Died: June 16, 1361, Straßburg, Germany.
Johannes seems to have been the son of Nikolus Tauler (or Tawler) of Finkweiler, who in 1304 was a member of the Straßburg Mitglieds des Raths (town council).
Around 1318, he entered the Dominican convent at Straßburg. He studied for eight years at Straßburg, where the well known Meister Eckhart was the Dominican Professor of Theology (1312–20).
Johannes then went to Cologne for four years further training in theory and practical work. He then returned to Straßburg, where he became known as an eloquent and practical preacher.

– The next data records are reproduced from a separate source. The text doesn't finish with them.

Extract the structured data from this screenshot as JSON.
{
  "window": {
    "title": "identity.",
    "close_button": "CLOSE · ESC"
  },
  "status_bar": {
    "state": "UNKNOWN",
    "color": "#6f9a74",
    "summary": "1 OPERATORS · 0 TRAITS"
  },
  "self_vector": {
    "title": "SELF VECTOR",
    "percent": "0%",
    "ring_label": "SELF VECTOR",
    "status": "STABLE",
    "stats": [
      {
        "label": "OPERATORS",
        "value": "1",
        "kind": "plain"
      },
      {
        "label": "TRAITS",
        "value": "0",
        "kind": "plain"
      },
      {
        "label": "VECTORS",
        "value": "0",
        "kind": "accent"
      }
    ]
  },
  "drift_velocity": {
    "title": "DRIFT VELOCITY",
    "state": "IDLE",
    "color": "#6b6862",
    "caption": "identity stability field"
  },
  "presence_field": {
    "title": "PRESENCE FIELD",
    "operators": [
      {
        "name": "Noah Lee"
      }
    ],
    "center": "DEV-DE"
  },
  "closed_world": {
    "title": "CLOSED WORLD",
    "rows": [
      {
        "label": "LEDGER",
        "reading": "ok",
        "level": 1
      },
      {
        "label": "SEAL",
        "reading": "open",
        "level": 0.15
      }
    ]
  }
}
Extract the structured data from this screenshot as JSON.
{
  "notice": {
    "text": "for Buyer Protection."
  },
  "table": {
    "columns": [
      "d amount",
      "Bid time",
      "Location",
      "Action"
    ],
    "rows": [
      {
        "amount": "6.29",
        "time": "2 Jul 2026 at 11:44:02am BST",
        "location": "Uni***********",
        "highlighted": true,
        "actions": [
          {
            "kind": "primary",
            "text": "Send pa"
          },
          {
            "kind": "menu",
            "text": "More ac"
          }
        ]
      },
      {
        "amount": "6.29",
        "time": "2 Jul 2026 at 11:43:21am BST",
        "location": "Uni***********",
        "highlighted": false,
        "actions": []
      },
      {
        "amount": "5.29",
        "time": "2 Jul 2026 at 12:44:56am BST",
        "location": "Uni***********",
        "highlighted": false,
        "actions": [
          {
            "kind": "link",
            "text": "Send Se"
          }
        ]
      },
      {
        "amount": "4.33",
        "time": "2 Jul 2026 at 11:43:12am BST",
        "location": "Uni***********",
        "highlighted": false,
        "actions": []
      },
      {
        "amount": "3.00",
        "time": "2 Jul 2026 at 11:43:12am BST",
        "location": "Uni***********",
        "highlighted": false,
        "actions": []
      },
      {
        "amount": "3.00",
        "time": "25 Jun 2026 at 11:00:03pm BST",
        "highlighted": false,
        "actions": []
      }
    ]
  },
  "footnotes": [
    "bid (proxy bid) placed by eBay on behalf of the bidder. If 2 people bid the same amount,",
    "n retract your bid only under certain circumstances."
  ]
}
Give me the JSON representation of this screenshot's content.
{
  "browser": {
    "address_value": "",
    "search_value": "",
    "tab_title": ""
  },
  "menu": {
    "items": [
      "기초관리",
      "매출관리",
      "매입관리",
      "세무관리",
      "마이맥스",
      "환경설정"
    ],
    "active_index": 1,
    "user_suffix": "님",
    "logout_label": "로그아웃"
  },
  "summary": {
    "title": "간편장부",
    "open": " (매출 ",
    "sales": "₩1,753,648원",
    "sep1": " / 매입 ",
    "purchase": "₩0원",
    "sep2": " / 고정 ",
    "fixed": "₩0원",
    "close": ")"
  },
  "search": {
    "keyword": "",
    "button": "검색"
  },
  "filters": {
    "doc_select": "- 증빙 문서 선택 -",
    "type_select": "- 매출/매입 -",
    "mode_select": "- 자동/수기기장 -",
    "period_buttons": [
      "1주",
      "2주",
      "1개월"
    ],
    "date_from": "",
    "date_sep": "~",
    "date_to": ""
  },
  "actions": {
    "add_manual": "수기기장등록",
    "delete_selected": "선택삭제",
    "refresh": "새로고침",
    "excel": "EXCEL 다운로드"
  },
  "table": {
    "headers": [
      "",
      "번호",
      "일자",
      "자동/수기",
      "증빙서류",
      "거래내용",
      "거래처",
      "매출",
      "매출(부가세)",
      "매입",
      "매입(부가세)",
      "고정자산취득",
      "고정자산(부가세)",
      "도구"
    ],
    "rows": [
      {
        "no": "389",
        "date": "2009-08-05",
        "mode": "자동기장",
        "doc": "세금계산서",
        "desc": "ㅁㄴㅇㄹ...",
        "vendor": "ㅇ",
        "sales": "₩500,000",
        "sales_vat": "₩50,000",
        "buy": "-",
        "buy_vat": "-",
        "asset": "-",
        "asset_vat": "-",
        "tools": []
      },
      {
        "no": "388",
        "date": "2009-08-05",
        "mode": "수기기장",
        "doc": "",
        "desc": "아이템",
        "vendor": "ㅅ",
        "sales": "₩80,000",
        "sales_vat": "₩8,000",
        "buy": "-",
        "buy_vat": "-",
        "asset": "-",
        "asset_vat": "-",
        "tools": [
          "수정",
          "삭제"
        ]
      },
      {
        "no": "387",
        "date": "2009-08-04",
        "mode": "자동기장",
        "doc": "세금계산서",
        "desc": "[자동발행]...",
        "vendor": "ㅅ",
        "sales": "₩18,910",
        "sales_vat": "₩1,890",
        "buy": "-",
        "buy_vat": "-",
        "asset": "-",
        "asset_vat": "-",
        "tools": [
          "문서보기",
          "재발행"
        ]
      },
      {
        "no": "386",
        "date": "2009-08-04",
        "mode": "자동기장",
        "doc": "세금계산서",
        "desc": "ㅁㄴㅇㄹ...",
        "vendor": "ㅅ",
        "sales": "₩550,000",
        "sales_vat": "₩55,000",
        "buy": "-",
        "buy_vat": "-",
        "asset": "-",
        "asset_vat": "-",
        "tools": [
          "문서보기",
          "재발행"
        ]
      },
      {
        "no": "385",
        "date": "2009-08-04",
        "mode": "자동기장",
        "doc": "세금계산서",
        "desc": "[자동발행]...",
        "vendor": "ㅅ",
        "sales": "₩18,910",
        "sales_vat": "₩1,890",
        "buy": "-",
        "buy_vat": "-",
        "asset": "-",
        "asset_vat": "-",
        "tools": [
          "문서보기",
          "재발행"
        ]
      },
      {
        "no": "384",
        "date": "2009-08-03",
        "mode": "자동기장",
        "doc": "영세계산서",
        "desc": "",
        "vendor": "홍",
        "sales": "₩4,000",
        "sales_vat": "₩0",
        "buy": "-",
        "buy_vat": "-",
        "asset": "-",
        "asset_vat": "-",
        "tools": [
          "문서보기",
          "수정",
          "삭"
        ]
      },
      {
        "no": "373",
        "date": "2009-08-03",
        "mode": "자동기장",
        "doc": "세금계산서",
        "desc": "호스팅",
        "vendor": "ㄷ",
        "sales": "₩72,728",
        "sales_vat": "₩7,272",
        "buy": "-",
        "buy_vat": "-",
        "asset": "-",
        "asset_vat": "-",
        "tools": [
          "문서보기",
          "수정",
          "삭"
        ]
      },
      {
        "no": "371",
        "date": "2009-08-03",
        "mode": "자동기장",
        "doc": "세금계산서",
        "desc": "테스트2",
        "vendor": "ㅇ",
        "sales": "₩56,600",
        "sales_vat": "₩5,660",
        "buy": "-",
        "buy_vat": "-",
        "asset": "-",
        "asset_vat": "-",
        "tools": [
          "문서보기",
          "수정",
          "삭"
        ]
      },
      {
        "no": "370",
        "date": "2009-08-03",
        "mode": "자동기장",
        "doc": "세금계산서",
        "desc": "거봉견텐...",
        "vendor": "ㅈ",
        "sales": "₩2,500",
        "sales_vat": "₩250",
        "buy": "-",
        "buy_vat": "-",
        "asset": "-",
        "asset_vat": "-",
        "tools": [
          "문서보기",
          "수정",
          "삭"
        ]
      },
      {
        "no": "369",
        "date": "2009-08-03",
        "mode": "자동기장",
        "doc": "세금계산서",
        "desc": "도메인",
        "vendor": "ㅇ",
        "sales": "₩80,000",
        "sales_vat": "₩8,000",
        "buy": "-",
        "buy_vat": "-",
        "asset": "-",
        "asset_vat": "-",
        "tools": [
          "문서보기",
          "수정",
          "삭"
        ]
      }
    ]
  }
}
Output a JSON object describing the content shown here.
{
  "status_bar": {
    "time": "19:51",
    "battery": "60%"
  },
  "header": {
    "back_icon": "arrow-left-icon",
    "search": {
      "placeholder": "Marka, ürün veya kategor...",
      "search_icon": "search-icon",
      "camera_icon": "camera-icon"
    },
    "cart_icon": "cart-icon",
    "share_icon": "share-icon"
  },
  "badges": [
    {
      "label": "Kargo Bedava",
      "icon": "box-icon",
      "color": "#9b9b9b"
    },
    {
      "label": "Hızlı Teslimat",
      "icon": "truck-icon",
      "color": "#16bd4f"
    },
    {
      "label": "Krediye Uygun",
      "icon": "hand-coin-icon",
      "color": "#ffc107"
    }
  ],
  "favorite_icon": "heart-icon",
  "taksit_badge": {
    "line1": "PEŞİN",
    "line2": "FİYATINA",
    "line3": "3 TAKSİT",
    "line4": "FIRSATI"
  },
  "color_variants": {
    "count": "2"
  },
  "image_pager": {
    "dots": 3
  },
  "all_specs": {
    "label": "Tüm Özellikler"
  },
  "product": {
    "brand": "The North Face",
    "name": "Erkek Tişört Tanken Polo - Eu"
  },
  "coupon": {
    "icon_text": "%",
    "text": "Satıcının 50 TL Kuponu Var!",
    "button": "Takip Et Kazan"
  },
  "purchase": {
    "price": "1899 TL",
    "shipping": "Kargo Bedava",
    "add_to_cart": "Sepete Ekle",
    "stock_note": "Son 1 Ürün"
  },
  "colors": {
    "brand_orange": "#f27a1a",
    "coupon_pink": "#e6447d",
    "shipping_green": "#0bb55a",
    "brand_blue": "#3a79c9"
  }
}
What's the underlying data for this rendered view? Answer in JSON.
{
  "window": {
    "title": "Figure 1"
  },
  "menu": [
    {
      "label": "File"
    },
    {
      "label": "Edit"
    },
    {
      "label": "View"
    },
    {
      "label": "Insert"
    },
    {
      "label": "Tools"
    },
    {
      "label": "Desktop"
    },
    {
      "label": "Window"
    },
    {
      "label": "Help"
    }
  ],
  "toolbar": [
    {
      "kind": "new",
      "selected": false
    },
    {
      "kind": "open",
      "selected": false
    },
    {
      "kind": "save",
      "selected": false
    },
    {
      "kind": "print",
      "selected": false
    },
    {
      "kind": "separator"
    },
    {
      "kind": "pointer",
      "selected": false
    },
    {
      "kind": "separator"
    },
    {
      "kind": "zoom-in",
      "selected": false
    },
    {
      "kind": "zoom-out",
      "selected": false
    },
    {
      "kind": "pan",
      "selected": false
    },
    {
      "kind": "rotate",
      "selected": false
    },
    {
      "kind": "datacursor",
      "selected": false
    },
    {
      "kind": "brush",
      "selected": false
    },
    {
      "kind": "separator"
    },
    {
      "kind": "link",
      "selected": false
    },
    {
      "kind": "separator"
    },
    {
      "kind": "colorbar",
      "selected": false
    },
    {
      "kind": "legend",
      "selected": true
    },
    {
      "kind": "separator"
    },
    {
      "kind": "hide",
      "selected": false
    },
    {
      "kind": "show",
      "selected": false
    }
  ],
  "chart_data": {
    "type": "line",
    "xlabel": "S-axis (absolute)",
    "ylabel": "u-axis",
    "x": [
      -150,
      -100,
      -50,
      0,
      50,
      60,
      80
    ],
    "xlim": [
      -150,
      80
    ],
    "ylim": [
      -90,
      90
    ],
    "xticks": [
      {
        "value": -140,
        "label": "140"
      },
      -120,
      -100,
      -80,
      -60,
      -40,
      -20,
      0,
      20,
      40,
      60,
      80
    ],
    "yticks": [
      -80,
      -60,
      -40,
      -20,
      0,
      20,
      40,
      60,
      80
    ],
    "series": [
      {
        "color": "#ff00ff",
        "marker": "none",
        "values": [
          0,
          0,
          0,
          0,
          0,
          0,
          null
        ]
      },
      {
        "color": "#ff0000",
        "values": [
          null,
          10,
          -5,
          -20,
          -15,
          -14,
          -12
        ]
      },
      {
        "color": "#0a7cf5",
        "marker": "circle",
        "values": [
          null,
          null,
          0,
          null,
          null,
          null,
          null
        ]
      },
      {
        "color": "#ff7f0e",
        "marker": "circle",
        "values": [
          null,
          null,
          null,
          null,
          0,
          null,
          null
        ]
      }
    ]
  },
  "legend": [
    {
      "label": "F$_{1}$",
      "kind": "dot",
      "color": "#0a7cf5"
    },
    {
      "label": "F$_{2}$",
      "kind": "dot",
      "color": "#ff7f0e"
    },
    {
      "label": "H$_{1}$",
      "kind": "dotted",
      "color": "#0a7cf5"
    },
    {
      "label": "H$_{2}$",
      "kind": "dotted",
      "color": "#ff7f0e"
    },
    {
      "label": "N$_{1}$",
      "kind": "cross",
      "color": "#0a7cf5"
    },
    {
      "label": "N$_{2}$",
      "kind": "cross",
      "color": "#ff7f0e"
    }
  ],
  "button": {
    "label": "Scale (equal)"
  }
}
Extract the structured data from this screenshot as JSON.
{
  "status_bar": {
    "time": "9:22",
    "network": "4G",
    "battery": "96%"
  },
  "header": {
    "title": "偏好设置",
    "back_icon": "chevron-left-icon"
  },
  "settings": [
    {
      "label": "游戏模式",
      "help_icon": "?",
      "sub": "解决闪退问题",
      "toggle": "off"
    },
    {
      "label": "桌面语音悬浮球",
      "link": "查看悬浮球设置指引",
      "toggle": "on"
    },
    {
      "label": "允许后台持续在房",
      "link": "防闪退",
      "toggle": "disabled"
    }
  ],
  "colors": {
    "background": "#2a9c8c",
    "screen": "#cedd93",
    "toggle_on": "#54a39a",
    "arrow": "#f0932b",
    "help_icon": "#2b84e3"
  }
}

When much of Germany was under interdict by Pope John XXII because of the resentment of his interference with the election of the German emperor in 1324, the Dominicans in Straßburg continued to preach, celebrate mass, and minister to the people, even though Straßburg was under the papal ban.
After the 1338 Diet of Frankfurt, the strife between the Emperor and the Pope (now Benedict XII) became more pronounced. Up to 1339, the Dominicans at Straßburg continued to sing mass, but were then compelled by cease doing so by the superiors of their order.
As the Straßburg magistracy remained faithful to the Emperor, they resented this submission, and accordingly closed the Dominican convent in 1339, and it stood empty for 3½ years.
Around the start of 1339, Tauler was in Basel, Switzerland, where he stayed some years, in close connection with Heinrich of Nördlingen and others of the so-called Friends of God
in that area.
About 1346, he was again in Straßburg, and spent most of the rest of his life there and at Cologne.
The hymns attributed to Tauler were printed in his Werke (Cologne: 1543), and by Daniel Sudermann in his Schöne ausserlesene sinnreiche Figuren (Straßburg: 1620), and in his Etliche hohe geistliche Gesänge (Straßburg: 1626). Sudermann seems to have rewritten, or at least considerably altered, them.